Se il pensiero paralizza l’azione, il DOC finisce per divenire vittima inesorabile di quello stesso dubbio che cerca di evitare.

Di Marta Rebecca Farsi

Pubblicato il 23 Feb. 2021

Aggiornato il 26 Feb. 2021 13:08

Uno degli aspetti che caratterizza il disturbo ossessivo compulsivo è l’assoluta non tolleranza del dubbio, inteso come incertezza dell’azione e del pensiero. Il soggetto affetto da questo disturbo percepisce la soverchiante e pervasiva necessità di avere tutto sotto controllo, di dover dominare ogni aspetto della propria dimensione esistenziale, eludendo insicurezze di qualsiasi genere.

 

Il paradosso è che raggiungere questo scopo dà vita ad un’attività cognitiva eccessivamente analitica, e per questo capace di paralizzare l’agito e di rendere più complicato il processo decisionale. Dunque, se il pensiero paralizza l’azione, il DOC finisce per divenire vittima inesorabile di quello stesso dubbio che cerca di evitare.

L’origine della paura del dubbio

La diffidenza con cui il soggetto ossessivo si approccia all’incertezza può essere spiegato attraverso l’identificazione di quest’ultima con il più complesso concetto di ambivalenza, un senso di ambiguità tra pulsioni contrapposte – sperimentato nella fase anale- dal quale si è originato un paralizzante vissuto di non azione di cui il conflitto nevrotico ha rappresentato la soluzione disfunzionale.

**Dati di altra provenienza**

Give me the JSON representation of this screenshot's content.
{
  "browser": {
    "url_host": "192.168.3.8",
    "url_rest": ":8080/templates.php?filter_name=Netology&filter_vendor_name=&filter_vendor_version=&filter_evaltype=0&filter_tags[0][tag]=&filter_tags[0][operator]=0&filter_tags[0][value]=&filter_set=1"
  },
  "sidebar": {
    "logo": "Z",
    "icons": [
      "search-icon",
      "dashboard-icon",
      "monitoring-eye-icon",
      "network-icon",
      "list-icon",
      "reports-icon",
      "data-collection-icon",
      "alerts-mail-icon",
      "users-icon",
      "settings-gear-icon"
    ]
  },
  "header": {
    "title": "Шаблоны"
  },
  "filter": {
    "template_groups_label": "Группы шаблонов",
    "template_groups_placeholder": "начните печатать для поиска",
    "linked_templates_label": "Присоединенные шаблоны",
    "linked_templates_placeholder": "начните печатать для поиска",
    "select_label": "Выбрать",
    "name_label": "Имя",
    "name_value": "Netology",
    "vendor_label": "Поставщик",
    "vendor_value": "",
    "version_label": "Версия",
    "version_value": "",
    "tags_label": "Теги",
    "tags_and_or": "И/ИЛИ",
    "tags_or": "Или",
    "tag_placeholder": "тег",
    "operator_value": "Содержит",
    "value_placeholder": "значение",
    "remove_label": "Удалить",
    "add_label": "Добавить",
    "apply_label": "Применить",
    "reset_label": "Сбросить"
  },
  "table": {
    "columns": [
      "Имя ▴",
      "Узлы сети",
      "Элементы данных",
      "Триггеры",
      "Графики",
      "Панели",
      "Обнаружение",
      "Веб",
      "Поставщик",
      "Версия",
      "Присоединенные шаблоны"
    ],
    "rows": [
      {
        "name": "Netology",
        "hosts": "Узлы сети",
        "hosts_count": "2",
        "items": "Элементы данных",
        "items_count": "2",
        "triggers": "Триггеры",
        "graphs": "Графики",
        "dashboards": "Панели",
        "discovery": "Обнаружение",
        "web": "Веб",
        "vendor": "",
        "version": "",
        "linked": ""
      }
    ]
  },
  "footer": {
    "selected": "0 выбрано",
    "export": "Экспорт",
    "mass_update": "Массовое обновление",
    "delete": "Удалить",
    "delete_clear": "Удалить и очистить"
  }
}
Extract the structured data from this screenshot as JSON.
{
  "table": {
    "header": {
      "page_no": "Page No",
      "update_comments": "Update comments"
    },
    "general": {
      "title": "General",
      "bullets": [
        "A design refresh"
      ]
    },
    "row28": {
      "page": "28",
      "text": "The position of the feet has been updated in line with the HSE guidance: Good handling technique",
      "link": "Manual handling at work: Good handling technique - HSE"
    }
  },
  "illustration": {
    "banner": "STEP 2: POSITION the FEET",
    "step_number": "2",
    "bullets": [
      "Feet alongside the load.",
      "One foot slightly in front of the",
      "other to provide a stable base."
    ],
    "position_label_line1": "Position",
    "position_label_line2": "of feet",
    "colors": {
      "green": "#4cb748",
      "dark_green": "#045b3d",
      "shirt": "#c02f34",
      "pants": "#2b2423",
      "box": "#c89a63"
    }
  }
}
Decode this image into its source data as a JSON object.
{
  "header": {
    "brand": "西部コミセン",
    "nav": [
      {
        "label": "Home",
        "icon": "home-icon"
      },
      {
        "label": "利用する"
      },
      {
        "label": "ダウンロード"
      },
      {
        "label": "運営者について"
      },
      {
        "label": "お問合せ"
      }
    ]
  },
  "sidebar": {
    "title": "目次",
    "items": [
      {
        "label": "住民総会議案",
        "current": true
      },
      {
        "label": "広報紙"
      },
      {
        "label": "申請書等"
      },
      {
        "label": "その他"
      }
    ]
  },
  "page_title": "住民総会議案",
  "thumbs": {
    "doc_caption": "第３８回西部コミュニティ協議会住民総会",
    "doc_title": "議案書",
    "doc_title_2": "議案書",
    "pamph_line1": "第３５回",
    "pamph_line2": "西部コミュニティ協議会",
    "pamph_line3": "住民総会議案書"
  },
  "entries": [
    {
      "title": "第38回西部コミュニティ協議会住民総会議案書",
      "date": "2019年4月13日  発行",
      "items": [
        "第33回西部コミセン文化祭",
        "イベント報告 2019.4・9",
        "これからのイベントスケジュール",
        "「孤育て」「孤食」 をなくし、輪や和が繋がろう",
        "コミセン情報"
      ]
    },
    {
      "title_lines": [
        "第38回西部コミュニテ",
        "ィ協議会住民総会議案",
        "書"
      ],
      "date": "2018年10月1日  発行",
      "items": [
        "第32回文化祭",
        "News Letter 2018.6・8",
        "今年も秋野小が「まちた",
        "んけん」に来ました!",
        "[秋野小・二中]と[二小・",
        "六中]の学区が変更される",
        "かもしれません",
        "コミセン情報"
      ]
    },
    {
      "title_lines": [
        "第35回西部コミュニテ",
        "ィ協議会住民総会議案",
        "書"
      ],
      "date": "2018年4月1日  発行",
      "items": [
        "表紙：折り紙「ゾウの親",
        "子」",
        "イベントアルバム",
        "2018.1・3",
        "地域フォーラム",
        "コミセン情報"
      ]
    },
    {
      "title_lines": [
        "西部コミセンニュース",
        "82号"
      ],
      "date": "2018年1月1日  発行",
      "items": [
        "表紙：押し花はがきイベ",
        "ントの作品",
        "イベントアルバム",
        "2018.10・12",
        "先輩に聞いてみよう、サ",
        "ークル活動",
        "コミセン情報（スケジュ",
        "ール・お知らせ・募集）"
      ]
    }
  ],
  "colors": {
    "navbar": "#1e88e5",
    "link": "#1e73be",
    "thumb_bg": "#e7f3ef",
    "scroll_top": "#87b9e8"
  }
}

È nella fase anale che per la prima volta il bambino prova l’entusiasmo di prendere iniziative autonome- a livello della propria attività sfinterica- che vorrebbe esercitare in assoluta libertà. Se non fosse che proprio in questa fase le sue pulsioni autonomistiche vengono frustrate dai primi ammonimenti genitoriali – specie materni – volti a reprimere, o meglio a disciplinare in una modalità adattiva, una pulsionalità completamente esente da regole. Il bambino vorrebbe regolare da solo la propria attività escretiva, ma non può farlo a causa dell’impedimento materno. E quello che all’apparenza appare un conflitto pulsionale senza conseguenze, per un bambino di diciotto mesi assume caratteristiche esistenziali, andando a sovrapporsi al più soverchiante dilemma tra autonomia e obbedienza, tra dipendenza e iniziativa, tra azione e passività (Freud, 1905; 1913).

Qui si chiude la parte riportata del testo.